Search code examples
rtidyquant

R: if else statement is handling column as whole vector


I have a data set where I want to calculate the 6 month return of stocks with tq_get (see example below)

Dataset called top

ticker 6month
AKO.A
BIG
BGFV

Function

library(tidyverse)
library(dplyr)
library(tidyquant)
library(riingo)

calculate <- function (x) {
  (tq_get(x, get = "tiingo", from = yesterday, to = yesterday)$adjusted/tq_get(x, get = "tiingo", from = before, to = before)$adjusted)-1
}

top[2] <- lapply(top[1], function(x) calculate(x))

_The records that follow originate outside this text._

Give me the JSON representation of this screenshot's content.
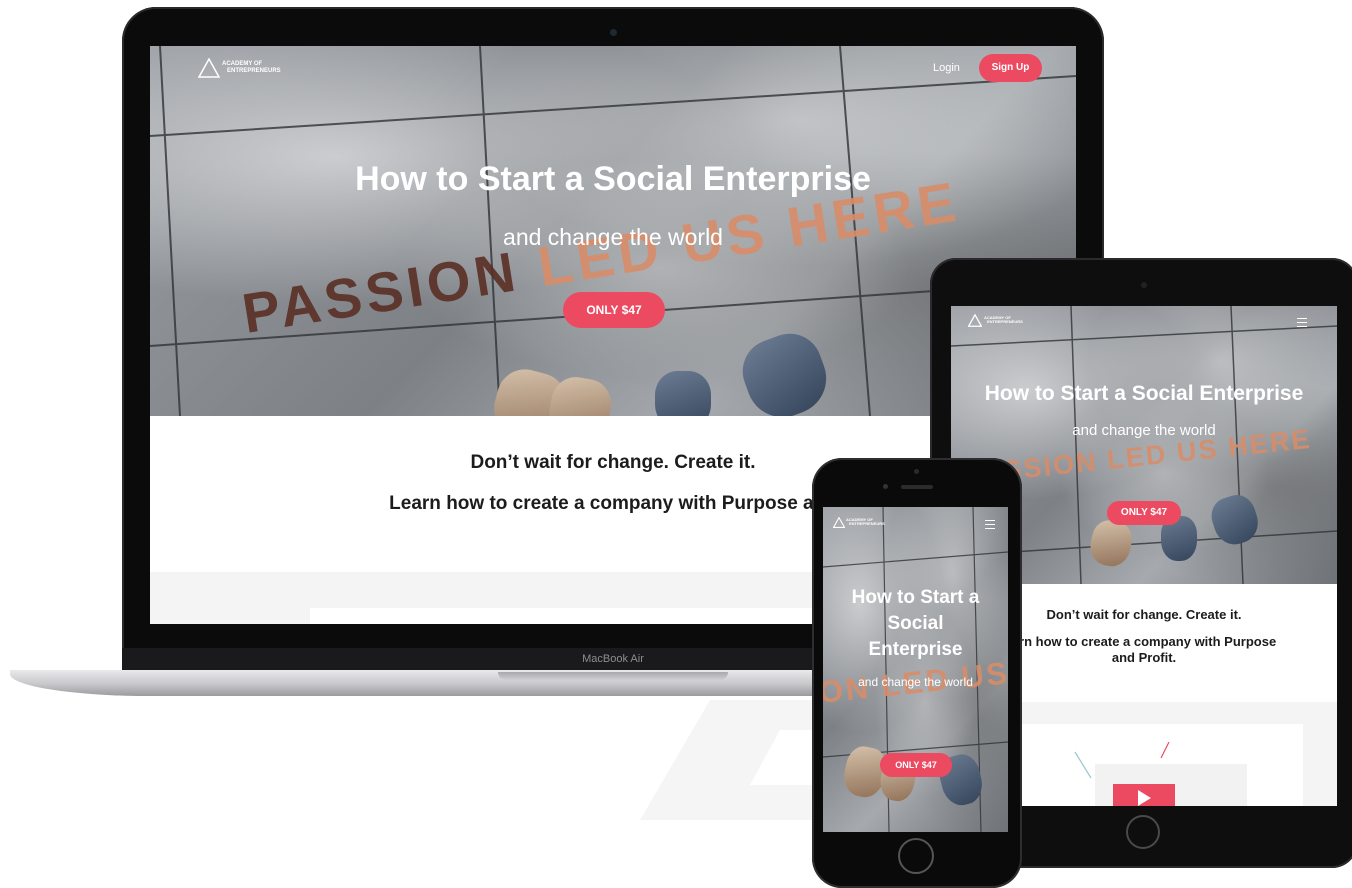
{
  "brand": {
    "logo_line1": "ACADEMY OF",
    "logo_line2": "ENTREPRENEURS",
    "accent": "#ec4a61"
  },
  "nav": {
    "login": "Login",
    "signup": "Sign Up"
  },
  "hero": {
    "title": "How to Start a Social Enterprise",
    "subtitle": "and change the world",
    "cta": "ONLY $47",
    "floor_text_laptop_a": "PASSION ",
    "floor_text_laptop_b": "LED US HERE",
    "floor_text_tablet": "SSION LED US HERE",
    "floor_text_phone": "ON LED US"
  },
  "phone_hero": {
    "title_line1": "How to Start a",
    "title_line2": "Social",
    "title_line3": "Enterprise"
  },
  "content": {
    "tagline": "Don’t wait for change. Create it.",
    "laptop_line": "Learn how to create a company with Purpose and",
    "tablet_line1": "arn how to create a company with Purpose",
    "tablet_line2": "and Profit."
  },
  "devices": {
    "laptop_label": "MacBook Air"
  }
}
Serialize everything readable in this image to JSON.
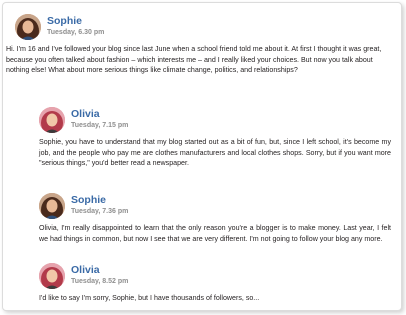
{
  "comments": [
    {
      "author": "Sophie",
      "time": "Tuesday, 6.30 pm",
      "avatar": "sophie-avatar",
      "text": "Hi. I'm 16 and I've followed your blog since last June when a school friend told me about it. At first I thought it was great, because you often talked about fashion – which interests me – and I really liked your choices. But now you talk about nothing else! What about more serious things like climate change, politics, and relationships?"
    },
    {
      "author": "Olivia",
      "time": "Tuesday, 7.15 pm",
      "avatar": "olivia-avatar",
      "text": "Sophie, you have to understand that my blog started out as a bit of fun, but, since I left school, it's become my job, and the people who pay me are clothes manufacturers and local clothes shops. Sorry, but if you want more \"serious things,\" you'd better read a newspaper."
    },
    {
      "author": "Sophie",
      "time": "Tuesday, 7.36 pm",
      "avatar": "sophie-avatar",
      "text": "Olivia, I'm really disappointed to learn that the only reason you're a blogger is to make money. Last year, I felt we had things in common, but now I see that we are very different. I'm not going to follow your blog any more."
    },
    {
      "author": "Olivia",
      "time": "Tuesday, 8.52 pm",
      "avatar": "olivia-avatar",
      "text": "I'd like to say I'm sorry, Sophie, but I have thousands of followers, so..."
    }
  ],
  "colors": {
    "name": "#3a6aa6",
    "time": "#8f8f8f",
    "text": "#231f20"
  }
}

Unfortunately for some of the tickers there is no value existing which results in error message when simply using lapply or mutate as the resulting vector is smaller (less rows) then the existing dataset. Resolving with try_catch did not worked.

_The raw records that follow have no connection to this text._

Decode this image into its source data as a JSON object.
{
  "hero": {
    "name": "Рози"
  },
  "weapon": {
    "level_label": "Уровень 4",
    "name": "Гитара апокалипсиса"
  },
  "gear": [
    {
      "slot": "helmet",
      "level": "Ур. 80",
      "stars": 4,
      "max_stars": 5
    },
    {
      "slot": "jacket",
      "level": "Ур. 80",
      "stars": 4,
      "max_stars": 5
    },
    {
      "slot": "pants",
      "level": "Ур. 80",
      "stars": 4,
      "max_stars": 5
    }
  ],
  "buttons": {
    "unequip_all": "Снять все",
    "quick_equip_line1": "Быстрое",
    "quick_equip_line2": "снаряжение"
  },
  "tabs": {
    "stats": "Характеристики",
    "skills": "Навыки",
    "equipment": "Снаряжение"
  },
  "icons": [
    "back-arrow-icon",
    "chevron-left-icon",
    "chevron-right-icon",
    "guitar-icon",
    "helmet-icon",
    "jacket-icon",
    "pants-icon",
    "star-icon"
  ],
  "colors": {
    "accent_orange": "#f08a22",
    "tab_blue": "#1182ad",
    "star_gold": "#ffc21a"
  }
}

I now wanted to apply a work around by checking with is_supported_ticker() provided by the package riingo if the ticker is available

calculate <- function (x) {
  if (is_supported_ticker(x, type = "tiingo") == TRUE) {
  (tq_get(x, get = "tiingo", from = yesterday, to = yesterday)$adjusted/tq_get(x, get = "tiingo", from = before, to = before)$adjusted)-1
  }
  else {
    NA
  }
}

top[2] <- lapply(top[1], function(x) calculate(x))

But now I receive the error message x ticker must be length 1, but is actually length 3.

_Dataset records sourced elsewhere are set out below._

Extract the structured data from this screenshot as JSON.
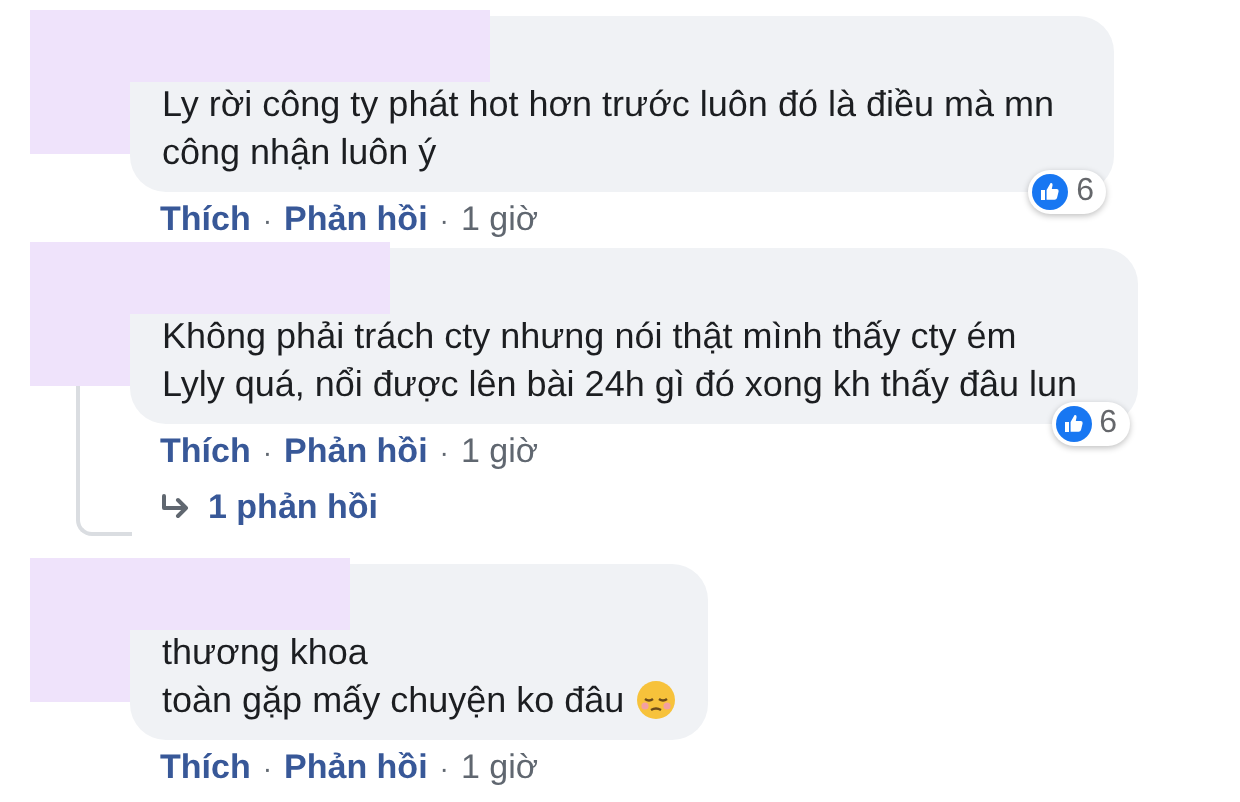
{
  "comments": [
    {
      "lines": [
        "Ly rời công ty phát hot hơn trước luôn đó là điều mà mn",
        "công nhận luôn ý"
      ],
      "emoji": false,
      "reaction_count": "6",
      "actions": [
        "Thích",
        "Phản hồi"
      ],
      "separator": "·",
      "time": "1 giờ"
    },
    {
      "lines": [
        "Không phải trách cty nhưng nói thật mình thấy cty ém",
        "Lyly quá, nổi được lên bài 24h gì đó xong kh thấy đâu lun"
      ],
      "emoji": false,
      "reaction_count": "6",
      "actions": [
        "Thích",
        "Phản hồi"
      ],
      "separator": "·",
      "time": "1 giờ",
      "replies_link": "1 phản hồi"
    },
    {
      "lines": [
        "thương khoa",
        "toàn gặp mấy chuyện ko đâu"
      ],
      "emoji": true,
      "actions": [
        "Thích",
        "Phản hồi"
      ],
      "separator": "·",
      "time": "1 giờ"
    }
  ]
}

I assume this is based on the fact that the whole first column of my dataset is used as input for is_supported_ticker() instead of row by row. How can I resolve this issue?


Solution

  • Glancing at the documentation, it looks like tq_get supports multiple symbols, only if_supported_ticker goes one at a time. So probably you should check all the tickers to see if they are supported, and then use tq_get once on all the supported ones. Something like this (untested, as I don't have any of these packages):

    calculate <- function (x) {
      supported = sapply(x, is_supported_ticker, type = "tiingo")
      result = rep(NA, length(x))
      result[supported] = 
        (
          tq_get(x[supported], get = "tiingo", from = yesterday, to = yesterday)$adjusted / 
          tq_get(x[supported], get = "tiingo", from = before, to = before)$adjusted
        ) - 1
      return(result)
    }
    

    It worries me that before and yesterday aren't function arguments - they're just assumed to be there in the global environment. I'd suggest passing them in as arguments to calculate(), like this:

    calculate <- function (x, before, yesterday) {
      supported = sapply(x, is_supported_ticker, type = "tiingo")
      result = rep(NA, length(x))
      result[supported] = 
        (
          tq_get(x[supported], get = "tiingo", from = yesterday, to = yesterday)$adjusted / 
          tq_get(x[supported], get = "tiingo", from = before, to = before)$adjusted
        ) - 1
      return(result)
    }
    
    # then calling it
    calculate(top$ticker, before = <...>, yesterday = <...>)
    

    This way you can pass values in for before and yesterday on the fly. If they are objects in your global environment, you can simply use calculate(top$ticker, before, yesterday), but it gives you freedom to vary those arguments without redefining those names in your global environment.